Overall, our current results, in conjunction with recently published data, ⁹ confirm that the WID‐qEC test shows an unprecedented high sensitivity in detecting both endometrial and cervical cancer in symptomatic women irrespective of the collection device, sampling system (ThinPrep or SurePath) or clinical setting. A positive WID‐qEC test in symptomatic women will trigger a comprehensive cervical inspection, colposcopy/biopsy and, especially if the ectocervix does not reveal a cancer, a hysteroscopic assessment along with an endometrial and endocervical curettage in order to obtain tissue for histological assessment.

AUTHOR CONTRIBUTIONS

Lena Schreiberhuber: Conceptualization; Formal analysis; Investigation; Methodology; Writing—original draft; Writing—review and editing. Chiara Herzog: Conceptualization; Formal analysis; Writing—review and editing. Charlotte D. Vavourakis: Writing—review and editing. Elisa Redl: Investigation; Methodology; Writing—review and editing. Christine Kastner: Investigation; Methodology; Writing—review and editing. Allison Jones: Investigation; Methodology; Writing—review and editing. Iona Evans: Investigation; Methodology; Writing—review and editing. Michal Zikan: Methodology; Writing—review and editing. David Cibula: Methodology; Writing—review and editing. Peter Widschwendter: Conceptualization; Methodology; Writing—review and editing. Karin Pfau: Methodology; Writing—review and editing. Barbara Math: Investigation; Methodology; Writing—review and editing. Martin Seewald: Investigation; Methodology; Writing—review and editing. Sylvain Amory: Investigation; Methodology; Writing—review and editing. Peter Obrist: Conceptualization; Investigation; Methodology; Writing—review and editing. Martin Widschwendter: Conceptualization; Formal analysis; Writing—original draft; Writing—review and editing. The work reported in the article has been performed by the authors, unless clearly specified otherwise in the text.

FUNDING INFORMATION

Our study was funded by the European Union's Horizon 2020 European Research Council Program, H2020 BRCA‐ERC under Grant Agreement No. 742432 as well as the Land Tirol and the charity The Eve Appeal (https://eveappeal.org.uk/).

CONFLICT OF INTEREST

Chiara Herzog and Martin Widschwendter are shareholders of Sola Diagnostics GmbH. Peter Obrist is a shareholder of Tyrolpath and Tyrolpath is a shareholder of Sola Diagnostics GmbH. Sola Diagnostics GmbH holds an exclusive license to the intellectual property that protects the commercialization of the WID‐qEC test. The other authors have no conflict of interest to declare.

ETHICS STATEMENT

The cervical cancer case/control study was a sub‐study of the FORECEE (4C) program, which has ethical approval from the UK Health Research Authority (REC 14/LO/1633) and all other contributing centers. The hospital‐based cohort study has received ethical approval from the ethical committee of the Medical University Innsbruck (Ethical Committee Nrs 1389/2020 and 1390/2020 and 1411/2020). All volunteers provided a written informed consent.

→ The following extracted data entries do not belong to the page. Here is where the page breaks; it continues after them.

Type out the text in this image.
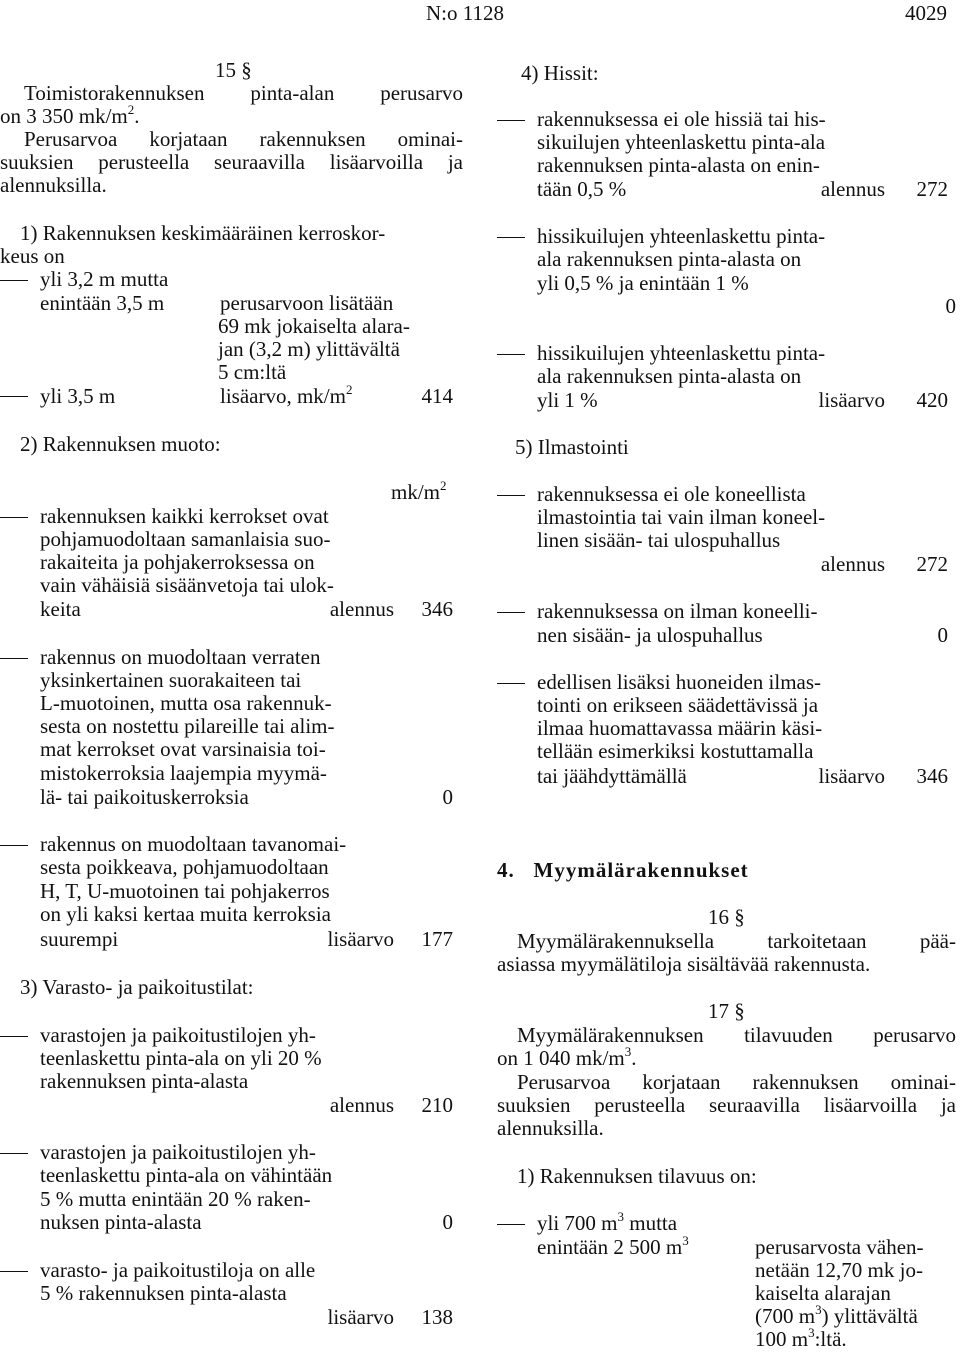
N:o 1128	4029
15 §
Toimistorakennuksen pinta-alan perusarvo
on 3 350 $mk/m^2$.
Perusarvoa korjataan rakennuksen ominai-
suuksien perusteella seuraavilla lisäarvoilla ja
alennuksilla.
1) Rakennuksen keskimääräinen kerroskor-
keus on
yli 3,2 m mutta
enintään 3,5 m	perusarvoon lisätään
69 mk jokaiselta alara-
jan (3,2 m) ylittävältä
5 cm:ltä
yli 3,5 m	lisäarvo, $mk/m^2$	414
2) Rakennuksen muoto:
$mk/m^2$
rakennuksen kaikki kerrokset ovat
pohjamuodoltaan samanlaisia suo-
rakaiteita ja pohjakerroksessa on
vain vähäisiä sisäänvetoja tai ulok-
keita	alennus	346
rakennus on muodoltaan verraten
yksinkertainen suorakaiteen tai
L-muotoinen, mutta osa rakennuk-
sesta on nostettu pilareille tai alim-
mat kerrokset ovat varsinaisia toi-
mistokerroksia laajempia myymä-
lä- tai paikoituskerroksia	0
rakennus on muodoltaan tavanomai-
sesta poikkeava, pohjamuodoltaan
H, T, U-muotoinen tai pohjakerros
on yli kaksi kertaa muita kerroksia
suurempi	lisäarvo	177
3) Varasto- ja paikoitustilat:
varastojen ja paikoitustilojen yh-
teenlaskettu pinta-ala on yli 20 %
rakennuksen pinta-alasta
alennus	210
varastojen ja paikoitustilojen yh-
teenlaskettu pinta-ala on vähintään
5 % mutta enintään 20 % raken-
nuksen pinta-alasta	0
varasto- ja paikoitustiloja on alle
5 % rakennuksen pinta-alasta
lisäarvo	138
4) Hissit:
rakennuksessa ei ole hissiä tai his-
sikuilujen yhteenlaskettu pinta-ala
rakennuksen pinta-alasta on enin-
tään 0,5 %	alennus	272
hissikuilujen yhteenlaskettu pinta-
ala rakennuksen pinta-alasta on
yli 0,5 % ja enintään 1 %
0
hissikuilujen yhteenlaskettu pinta-
ala rakennuksen pinta-alasta on
yli 1 %	lisäarvo	420
5) Ilmastointi
rakennuksessa ei ole koneellista
ilmastointia tai vain ilman koneel-
linen sisään- tai ulospuhallus
alennus	272
rakennuksessa on ilman koneelli-
nen sisään- ja ulospuhallus	0
edellisen lisäksi huoneiden ilmas-
tointi on erikseen säädettävissä ja
ilmaa huomattavassa määrin käsi-
tellään esimerkiksi kostuttamalla
tai jäähdyttämällä	lisäarvo	346
4.   Myymälärakennukset
16 §
Myymälärakennuksella tarkoitetaan pää-
asiassa myymälätiloja sisältävää rakennusta.
17 §
Myymälärakennuksen tilavuuden perusarvo
on 1 040 $mk/m^3$.
Perusarvoa korjataan rakennuksen ominai-
suuksien perusteella seuraavilla lisäarvoilla ja
alennuksilla.
1) Rakennuksen tilavuus on:
yli 700 $m^3$ mutta
enintään 2 500 $m^3$	perusarvosta vähen-
netään 12,70 mk jo-
kaiselta alarajan
(700 $m^3$) ylittävältä
100 $m^3:ltä$.
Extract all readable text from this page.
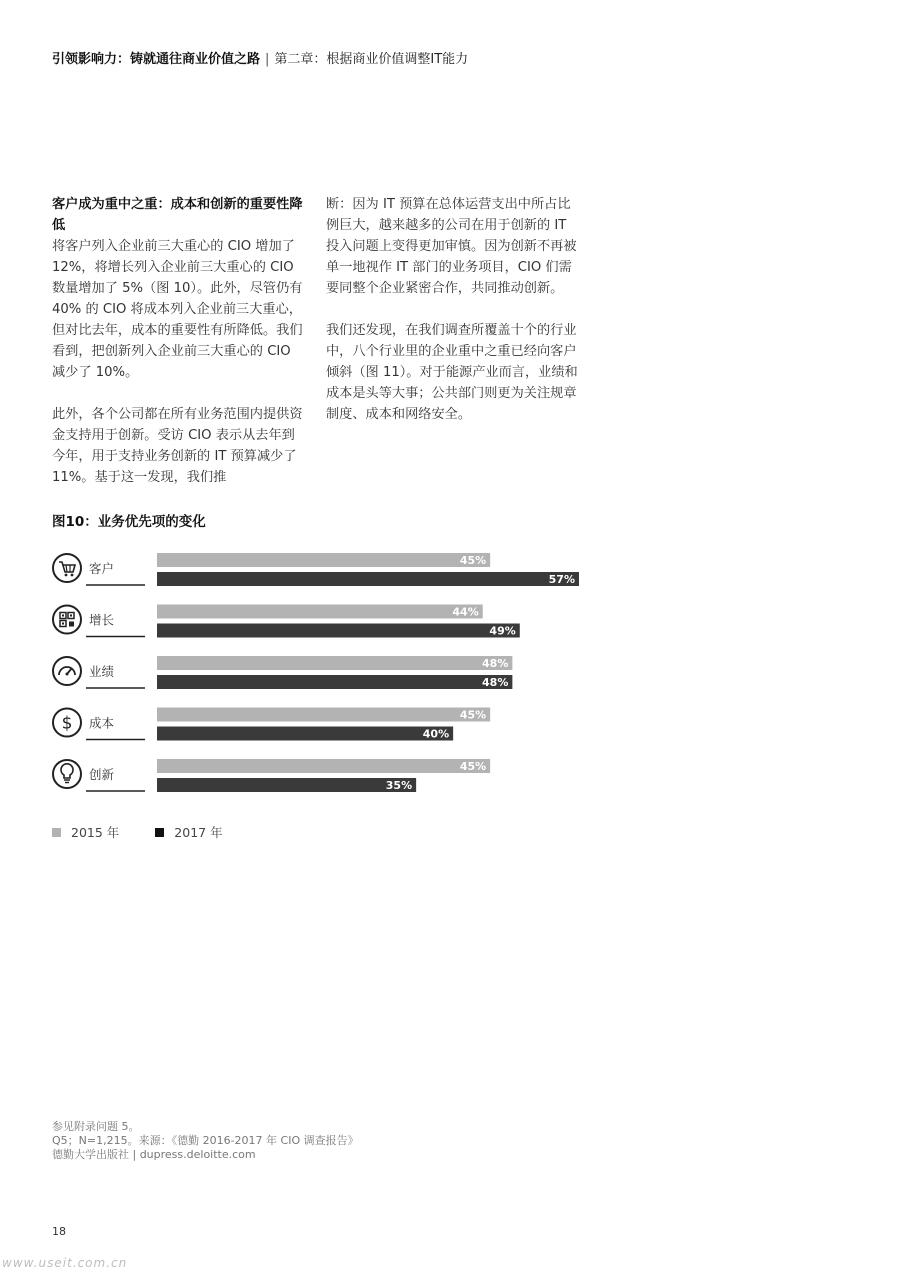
引领影响力：铸就通往商业价值之路 | 第二章：根据商业价值调整IT能力

客户成为重中之重：成本和创新的重要性降低

将客户列入企业前三大重心的 CIO 增加了 12%，将增长列入企业前三大重心的 CIO 数量增加了 5%（图 10）。此外，尽管仍有 40% 的 CIO 将成本列入企业前三大重心，但对比去年，成本的重要性有所降低。我们看到，把创新列入企业前三大重心的 CIO 减少了 10%。

此外，各个公司都在所有业务范围内提供资金支持用于创新。受访 CIO 表示从去年到今年，用于支持业务创新的 IT 预算减少了 11%。基于这一发现，我们推

断：因为 IT 预算在总体运营支出中所占比例巨大，越来越多的公司在用于创新的 IT 投入问题上变得更加审慎。因为创新不再被单一地视作 IT 部门的业务项目，CIO 们需要同整个企业紧密合作，共同推动创新。

我们还发现，在我们调查所覆盖十个的行业中，八个行业里的企业重中之重已经向客户倾斜（图 11）。对于能源产业而言，业绩和成本是头等大事；公共部门则更为关注规章制度、成本和网络安全。

图10：业务优先项的变化
客户
45%
57%
增长
44%
49%
业绩
48%
48%
$ 成本
45%
40%
创新
45%
35%
2015 年	2017 年
参见附录问题 5。
Q5；N=1,215。来源：《德勤 2016-2017 年 CIO 调查报告》
德勤大学出版社 | dupress.deloitte.com
18
www.useit.com.cn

Schreiberhuber L, Herzog C, Vavourakis CD, et al. The WID‐qEC test: Performance in a hospital‐based cohort and feasibility to detect endometrial and cervical cancers. Int J Cancer. 2023;152(6):1269‐1274. doi: 10.1002/ijc.34275

DATA AVAILABILITY STATEMENT

The data that support the findings of our study are available from the corresponding author upon reasonable request.